Stein’s larger-than-life personality and biography was the stuff of the silver screen: a meteoric rise and fall fueled by ambition and substance abuse, as well as memorable characters like the late Stanley Green. The gregarious restaurateur/jet-setter turned public relations man was paid by Stein to hold court at Rouge and tell guests stories about his encounters with celebrities, according to a 2015 piece on Green in the Chestnut Hill Local.
Stein’s restaurant empire spanned decades and included establishments like the Fish Market, Marabella’s Rock Lobster, Striped Bass and Rouge. At Rouge, Stein brought sidewalk dining to Rittenhouse Square, something he had to fight against the city to get. Rock Lobster was a crucial part of the revitalization of Delaware Avenue.

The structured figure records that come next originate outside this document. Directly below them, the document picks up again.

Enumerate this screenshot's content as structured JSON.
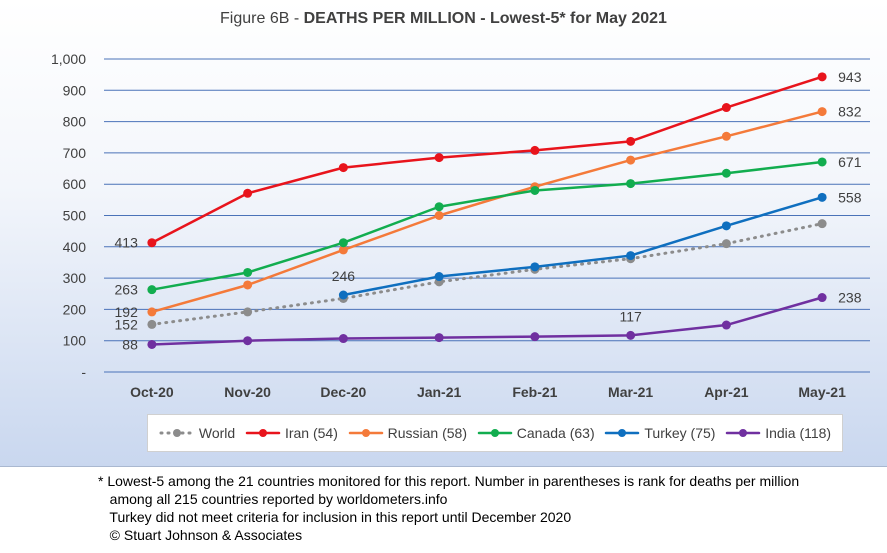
{
  "title": {
    "prefix": "Figure 6B - ",
    "main": "DEATHS PER MILLION - Lowest-5* for May 2021"
  },
  "footnotes": [
    "* Lowest-5 among the 21 countries monitored for this report. Number in parentheses is rank for deaths per million",
    "   among all 215 countries reported by worldometers.info",
    "   Turkey did not meet criteria for inclusion in this report until December 2020",
    "   © Stuart Johnson & Associates"
  ],
  "chart_data": {
    "type": "line",
    "categories": [
      "Oct-20",
      "Nov-20",
      "Dec-20",
      "Jan-21",
      "Feb-21",
      "Mar-21",
      "Apr-21",
      "May-21"
    ],
    "ylim": [
      0,
      1000
    ],
    "yticks": [
      0,
      100,
      200,
      300,
      400,
      500,
      600,
      700,
      800,
      900,
      1000
    ],
    "ytick_labels": [
      "-",
      "100",
      "200",
      "300",
      "400",
      "500",
      "600",
      "700",
      "800",
      "900",
      "1,000"
    ],
    "grid": true,
    "legend_position": "bottom",
    "series": [
      {
        "name": "World",
        "color": "#8c8c8c",
        "dashed": true,
        "values": [
          152,
          192,
          235,
          288,
          328,
          362,
          410,
          474
        ]
      },
      {
        "name": "Iran (54)",
        "color": "#e8141c",
        "dashed": false,
        "values": [
          413,
          571,
          653,
          685,
          708,
          737,
          845,
          943
        ]
      },
      {
        "name": "Russian (58)",
        "color": "#f47a3a",
        "dashed": false,
        "values": [
          192,
          278,
          390,
          500,
          592,
          677,
          753,
          832
        ]
      },
      {
        "name": "Canada (63)",
        "color": "#12ad4f",
        "dashed": false,
        "values": [
          263,
          318,
          413,
          528,
          580,
          602,
          635,
          671
        ]
      },
      {
        "name": "Turkey (75)",
        "color": "#0f6fbf",
        "dashed": false,
        "values": [
          null,
          null,
          246,
          305,
          336,
          372,
          467,
          558
        ]
      },
      {
        "name": "India (118)",
        "color": "#7030a0",
        "dashed": false,
        "values": [
          88,
          100,
          107,
          110,
          113,
          117,
          150,
          238
        ]
      }
    ],
    "data_labels": [
      {
        "series": 1,
        "index": 0,
        "text": "413"
      },
      {
        "series": 3,
        "index": 0,
        "text": "263"
      },
      {
        "series": 2,
        "index": 0,
        "text": "192"
      },
      {
        "series": 0,
        "index": 0,
        "text": "152"
      },
      {
        "series": 5,
        "index": 0,
        "text": "88"
      },
      {
        "series": 4,
        "index": 2,
        "text": "246"
      },
      {
        "series": 5,
        "index": 5,
        "text": "117"
      },
      {
        "series": 1,
        "index": 7,
        "text": "943"
      },
      {
        "series": 2,
        "index": 7,
        "text": "832"
      },
      {
        "series": 3,
        "index": 7,
        "text": "671"
      },
      {
        "series": 4,
        "index": 7,
        "text": "558"
      },
      {
        "series": 5,
        "index": 7,
        "text": "238"
      }
    ]
  }
}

His first venture into the business was Mimi Says, a supper club in Wyncote that offered entertainment on a nightly basis beginning at 8 p.m. That first venture was named after his oldest daughter, Mimi.
“People come to Mimi Says because they want unusual food and are willing to pay for it,” Stein said in a 1970 Jewish Exponent article. Rather than drive 90 miles to New York, they come to Mimi Says and, in reality, save money because my prices are a lot cheaper than any supper club in New York.”
At the beginning of the 2000s, his culinary empire began to crumble when a bank and the Internal Revenue Service had questions about his financial situation. He was on the hook for $4.5 million to the IRS and was also charged with mail fraud and bankruptcy fraud.
Stein owned four restaurants at the beginning of 2003: Avenue B, Striped Bass, Rouge and Bleu, according to a 2004 Philadelphia Business Journal article. That same year, he filed for bankruptcy reorganization. Avenue B and Striped Bass closed, with the latter sold to Stephen Starr, another major mover and shaker in the local food world.
The state wanted its cut, as did the city, which also was seeking unpaid liquor taxes, to say nothing of the food suppliers and vendors. There were also the employees of Stein’s Avenue B who were waiting on back pay, tips and unemployment compensation.
In 2003 Stein had this to say about the situation with the Avenue B employees: “Yeah, I feel terrible that Avenue B employees couldn’t get their last paycheck,” he told Philadelphia Weekly. “But you know, it was out of my control. There was just no money. And [under the terms of the bankruptcy settlement] I can’t touch a dollar.”
In that same article, Stein cited Avenue B as the source of his financial woes. That dining establishment was intended to take advantage of the hungry crowds attending events at the then-newly opened Kimmel Center for the Performing Arts.
During this time, Stein went to rehab at the Caron Foundation to reign in his drinking and drug problems. That led to him missing bankruptcy hearings.
Stein was arrested for tax evasion in September 2004 and plead guilty, serving 10 months in prison starting in 2006. In a 2006 interview, he called his time incarcerated “the experience of a lifetime.”
After his release in January 2007, things were quiet for Stein, but four years later he was making plans for a comeback in the restaurant business. In a 2011 article, he spoke of plans to open a restaurant at 1801 JFK Blvd. that never came to be.
Family members followed his footsteps into the restaurant business, including son-in-law Rob and daughter Maggie Wasserman, the current owners of Rouge, the last remaining restaurant of Stein’s empire. His sister, Sheryl Borish, is the owner of the Marathon Grill chain.
Stein is survived by daughters Mimi Milou and Maggie Wasserman and sons Eric and Perry Milou, as well as nine grandchildren and his sister Sheryl Borish.
Andrew Crowley is a freelance writer.